Skor Indeks Persepsi Korupsi Indonesia Naik Dua Poin
Utama

Skor Indeks Persepsi Korupsi Indonesia Naik Dua Poin

Korupsi politik ikut mempengaruhi skor CPI.

Oleh:
Aji Prasetyo
Bacaan 2 Menit
Peluncuran dan diskusi CPI Indonesia di Jakarta, Kamis (23/1). Foto: Aji
Peluncuran dan diskusi CPI Indonesia di Jakarta, Kamis (23/1). Foto: Aji

Indeks Persepsi Korupsi atau Corruption Perception Index (CPI) Indonesia naik dari angka 38 pada 2018, naik menjadi 40 pada 2019. Peneliti Transparancy International Indonesia (TII), Wawan Suyatmiko, kenaikan ini menjadi penanda bahwa perjuangan bersama melawan korupsi yang dilakukan oleh Pemerintah, Komisi Pemberantasan Korupsi (KPK), lembaga keuangan dan bisnis serta masyarakat sipil menunjukkan upaya positif.

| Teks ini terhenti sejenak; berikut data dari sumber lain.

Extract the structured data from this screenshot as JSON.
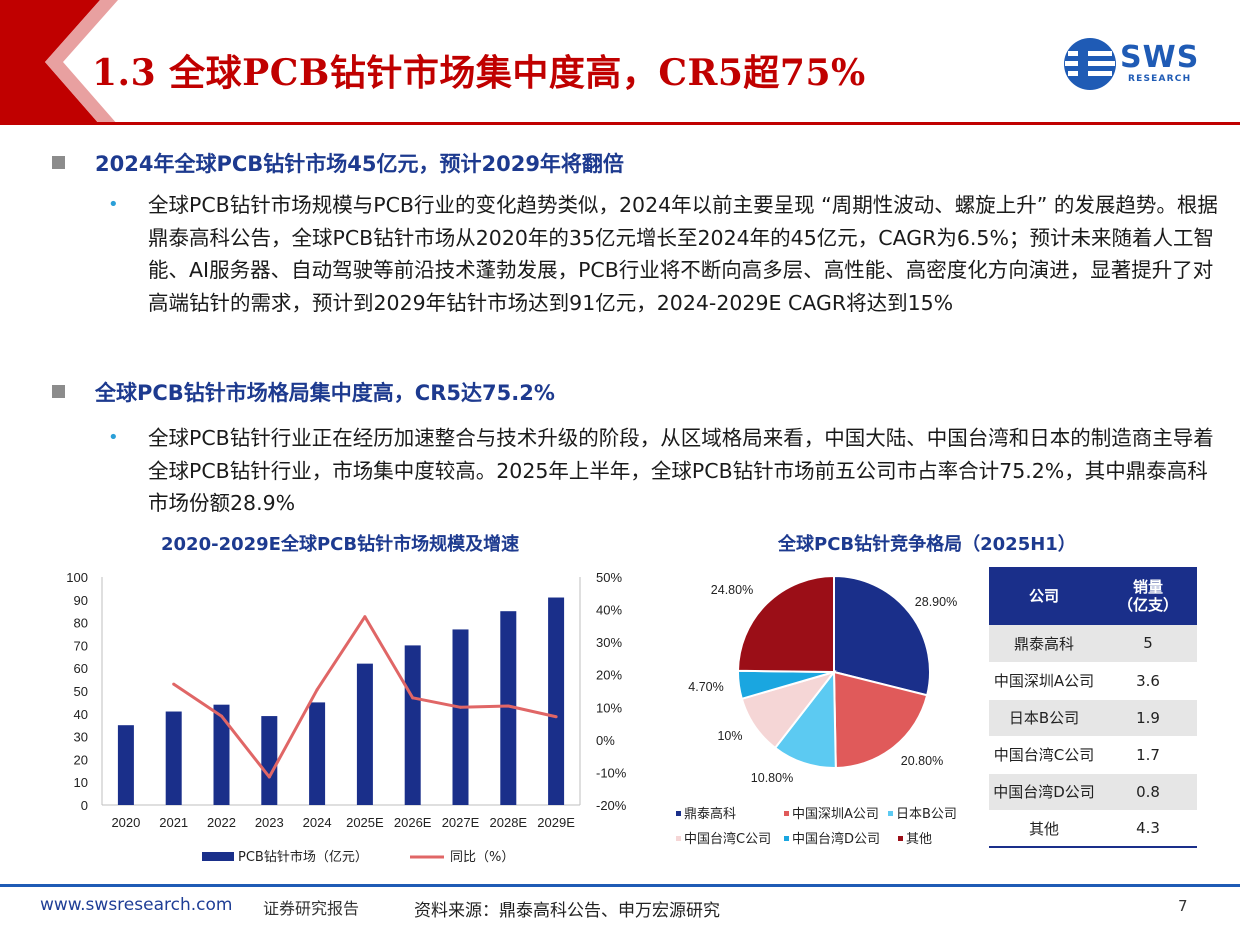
{
  "header": {
    "title": "1.3 全球PCB钻针市场集中度高，CR5超75%",
    "logo_text": "SWS",
    "logo_sub": "RESEARCH",
    "accent_color": "#c00000",
    "brand_color": "#1f5bb5"
  },
  "sections": [
    {
      "heading": "2024年全球PCB钻针市场45亿元，预计2029年将翻倍",
      "bullet": "全球PCB钻针市场规模与PCB行业的变化趋势类似，2024年以前主要呈现 “周期性波动、螺旋上升” 的发展趋势。根据鼎泰高科公告，全球PCB钻针市场从2020年的35亿元增长至2024年的45亿元，CAGR为6.5%；预计未来随着人工智能、AI服务器、自动驾驶等前沿技术蓬勃发展，PCB行业将不断向高多层、高性能、高密度化方向演进，显著提升了对高端钻针的需求，预计到2029年钻针市场达到91亿元，2024-2029E CAGR将达到15%"
    },
    {
      "heading": "全球PCB钻针市场格局集中度高，CR5达75.2%",
      "bullet": "全球PCB钻针行业正在经历加速整合与技术升级的阶段，从区域格局来看，中国大陆、中国台湾和日本的制造商主导着全球PCB钻针行业，市场集中度较高。2025年上半年，全球PCB钻针市场前五公司市占率合计75.2%，其中鼎泰高科市场份额28.9%"
    }
  ],
  "chart_data": [
    {
      "type": "bar",
      "title": "2020-2029E全球PCB钻针市场规模及增速",
      "categories": [
        "2020",
        "2021",
        "2022",
        "2023",
        "2024",
        "2025E",
        "2026E",
        "2027E",
        "2028E",
        "2029E"
      ],
      "series": [
        {
          "name": "PCB钻针市场（亿元）",
          "type": "bar",
          "axis": "left",
          "color": "#1a2f8a",
          "values": [
            35,
            41,
            44,
            39,
            45,
            62,
            70,
            77,
            85,
            91
          ]
        },
        {
          "name": "同比（%）",
          "type": "line",
          "axis": "right",
          "color": "#e06666",
          "values": [
            null,
            17.1,
            7.3,
            -11.4,
            15.4,
            37.8,
            12.9,
            10.0,
            10.4,
            7.1
          ]
        }
      ],
      "ylim": [
        0,
        100
      ],
      "yticks": [
        "0",
        "10",
        "20",
        "30",
        "40",
        "50",
        "60",
        "70",
        "80",
        "90",
        "100"
      ],
      "y2lim": [
        -20,
        50
      ],
      "y2ticks": [
        "-20%",
        "-10%",
        "0%",
        "10%",
        "20%",
        "30%",
        "40%",
        "50%"
      ],
      "grid": false,
      "legend": "bottom"
    },
    {
      "type": "pie",
      "title": "全球PCB钻针竞争格局（2025H1）",
      "labels": [
        "鼎泰高科",
        "中国深圳A公司",
        "日本B公司",
        "中国台湾C公司",
        "中国台湾D公司",
        "其他"
      ],
      "values": [
        28.9,
        20.8,
        10.8,
        10,
        4.7,
        24.8
      ],
      "value_labels": [
        "28.90%",
        "20.80%",
        "10.80%",
        "10%",
        "4.70%",
        "24.80%"
      ],
      "colors": [
        "#1a2f8a",
        "#e05a5a",
        "#5ccaf2",
        "#f5d6d6",
        "#1aa6e0",
        "#9b0e17"
      ],
      "legend": "bottom"
    },
    {
      "type": "table",
      "columns": [
        "公司",
        "销量\n（亿支）"
      ],
      "rows": [
        [
          "鼎泰高科",
          "5"
        ],
        [
          "中国深圳A公司",
          "3.6"
        ],
        [
          "日本B公司",
          "1.9"
        ],
        [
          "中国台湾C公司",
          "1.7"
        ],
        [
          "中国台湾D公司",
          "0.8"
        ],
        [
          "其他",
          "4.3"
        ]
      ]
    }
  ],
  "footer": {
    "url": "www.swsresearch.com",
    "report_type": "证券研究报告",
    "source": "资料来源：鼎泰高科公告、申万宏源研究",
    "page": "7"
  }
}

Menurut Wawan, ada empat sumber data yang menyumbang kenaikan CPI Indonesia di tahun 2019 yakni Political Risk Service, International Institute for Management Development (IMD) World Competitiveness Yearbook, Political and Economy Risk Consultancy dan World Justice Project – Rule of Law Index. Namun ada juga indeks mengalami stagnasi, yakni Global Insight Country Risk Ratings, dan Bertelsmann Foundation Transformation Index.

“Peningkatan terbesar dikontribusikan oleh IMD World Competitiveness Yearbook dengan peningkatan sebesar sepuluh poin dari tahun sebelumnya. Kenaikan ini dipicu oleh penegakan hukum yang tegas kepada pelaku suap dan korupsi dalam sistem politik.

Sedangkan penurunan empat poin dikontribusikan pada World Economic Forum EOS. Penurunan skor ini dipicu oleh masih maraknya suap dan pembayaran ekstra pada proses ekspor-impor, pelayanan publik, pembayaran pajak tahunan, proses perizinan dan kontrak Economist Intelligence Unit Country Ratings dan Varieties of Democracy. Sedangkan satu mengalami penurunan World Economic Forum EOS.

Anggota Dewan Pengawas KPK Syamsuddin Haris mengapresiasi adanya kenaikan skor ini. Meskipun begitu, ia berpendapat masih banyak hal yang harus dibenahi, khususnya di sektor politik agar nilai CPI Indonesia bisa naik lebih tinggi. Dalam kaitan itu,  pemberantasan korupsi harus lebih tajam dan intens dalam bidang politik.

"Sebab saya berpendapat walaupun sudah dua dekade kita meninggalkan otoriter tapi pada dasarnya sistem politik kita yang masih memfasilitasi tumbuh suburnya politik koruptif. Sistem politik kita saat ini masih melembagakan dan memfasilitasi tumbuhnya politik korup," pungkasnya.

(Baca juga: Pertanyaan Dua Pimpinan KPK Terkait Indeks Persepsi Korupsi Indonesia).

Parameternya bisa dilihat dalam sistem Pemilu baik itu Pilpres, Pileg atau Pilkada, tidak terlihat komitmen pemerintah yang bersungguh-sungguh mengenai perilaku koruptif di sektor politik. Sebab dalam momen tersebut, praktik adanya politik uang yang dilakukan para kontestan masih terlihat marak, sehingga menciderai apa yang di cita-citakan bersama untuk memberantas perilaku koruptif.